Geological CO₂ storage reduces anthropogenic emissions, and its security is enhanced by CO₂ dissolution into brine, which creates stable stratification. The study introduces a new analogue fluid system that reproduces the convective behaviour of CO₂‑enriched brine. Convection driven by density increases with CO₂ saturation determines the dissolution rate, and the authors use a new analogue fluid system to reproduce this behaviour.

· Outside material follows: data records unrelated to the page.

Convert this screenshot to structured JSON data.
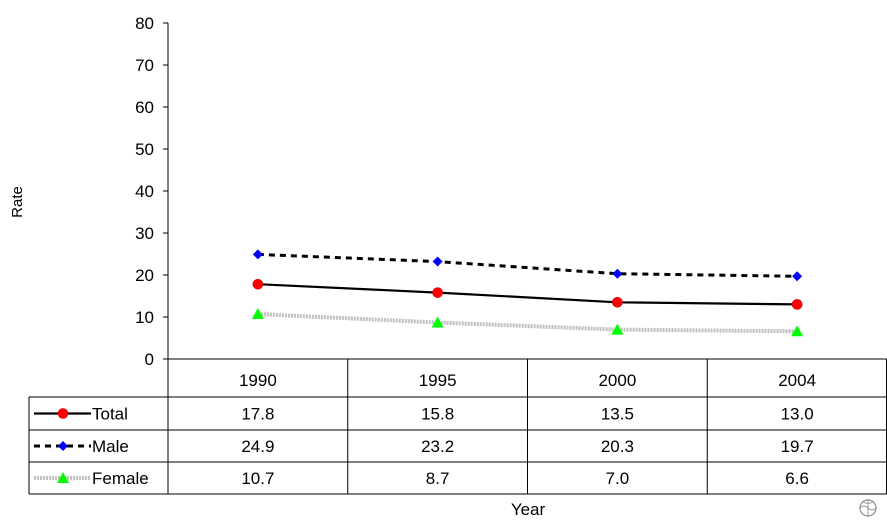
{
  "chart_data": {
    "type": "line",
    "categories": [
      "1990",
      "1995",
      "2000",
      "2004"
    ],
    "series": [
      {
        "name": "Total",
        "values": [
          17.8,
          15.8,
          13.5,
          13.0
        ],
        "color": "#000000",
        "marker": "circle",
        "marker_color": "#ff0000",
        "line_style": "solid"
      },
      {
        "name": "Male",
        "values": [
          24.9,
          23.2,
          20.3,
          19.7
        ],
        "color": "#000000",
        "marker": "diamond",
        "marker_color": "#0000ff",
        "line_style": "dashed"
      },
      {
        "name": "Female",
        "values": [
          10.7,
          8.7,
          7.0,
          6.6
        ],
        "color": "#c0c0c0",
        "marker": "triangle",
        "marker_color": "#00ff00",
        "line_style": "dotted"
      }
    ],
    "value_labels": [
      [
        "17.8",
        "15.8",
        "13.5",
        "13.0"
      ],
      [
        "24.9",
        "23.2",
        "20.3",
        "19.7"
      ],
      [
        "10.7",
        "8.7",
        "7.0",
        "6.6"
      ]
    ],
    "xlabel": "Year",
    "ylabel": "Rate",
    "ylim": [
      0,
      80
    ],
    "yticks": [
      "0",
      "10",
      "20",
      "30",
      "40",
      "50",
      "60",
      "70",
      "80"
    ],
    "grid": false,
    "legend": "data table below chart"
  }
}
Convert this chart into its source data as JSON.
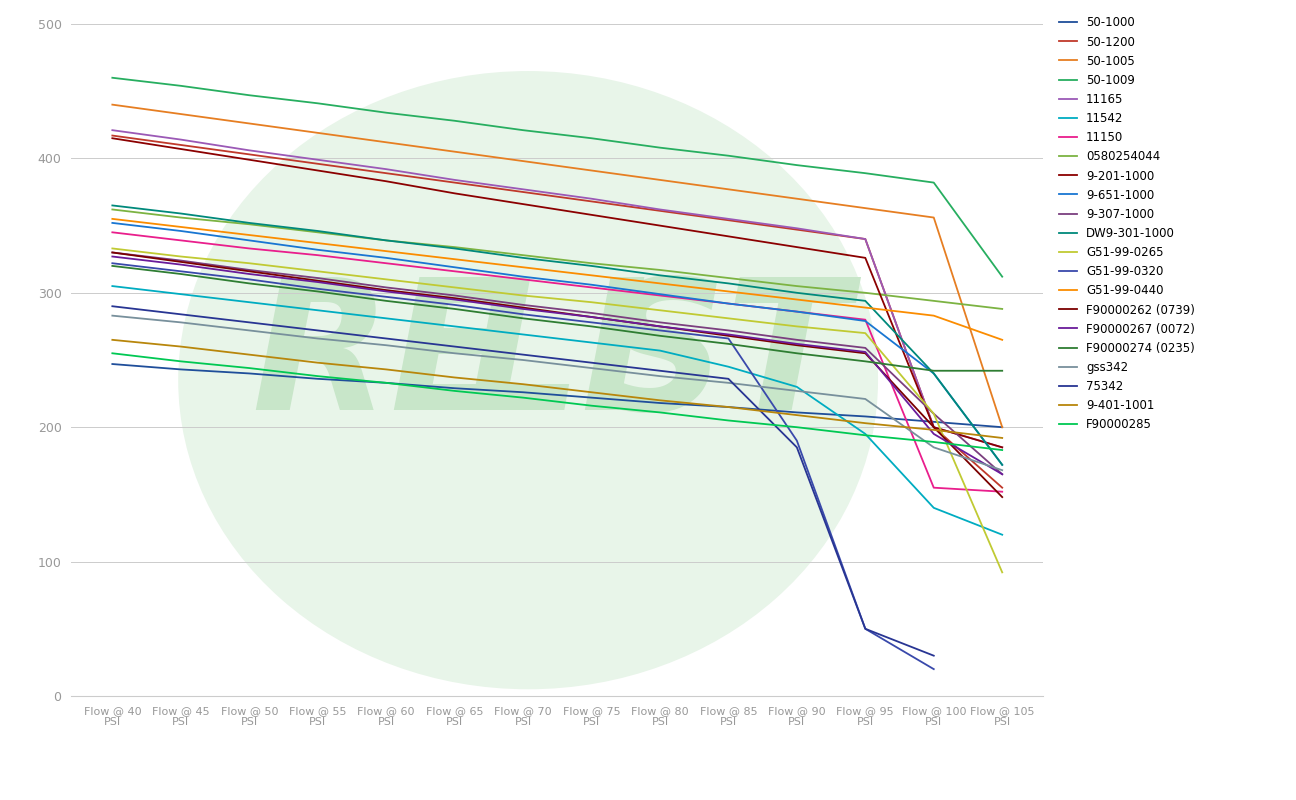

Experiments and simulations reveal that convective flux scales as the Rayleigh number to the 4/5 power, and a scaling argument incorporating lateral diffusion explains this nonlinear relationship, predicting that convective dissolution can significantly enhance storage security.

Abstract

Geological carbon dioxide (CO 2 ) storage is a means of reducing anthropogenic emissions. Dissolution of CO 2 into the brine, resulting in stable stratification, increases storage security. The dissolution rate is determined by convection in the brine driven by the increase of brine density with CO 2 saturation. We present a new analogue fluid system that reproduces the convective behaviour of CO 2 ‐enriched brine. Laboratory experiments and high‐resolution numerical simulations show that the convective flux scales with the Rayleigh number to the 4/5 power, in contrast with a classical linear relationship. A scaling argument for the convective flux incorporating lateral diffusion from downwelling plumes explains this nonlinear relationship for the convective flux, provides a physical picture of high Rayleigh number convection in a porous medium, and predicts the CO 2 dissolution rates in CO 2 accumulations. These estimates of the dissolution rate show that convective dissolution can play an important role in enhancing storage security.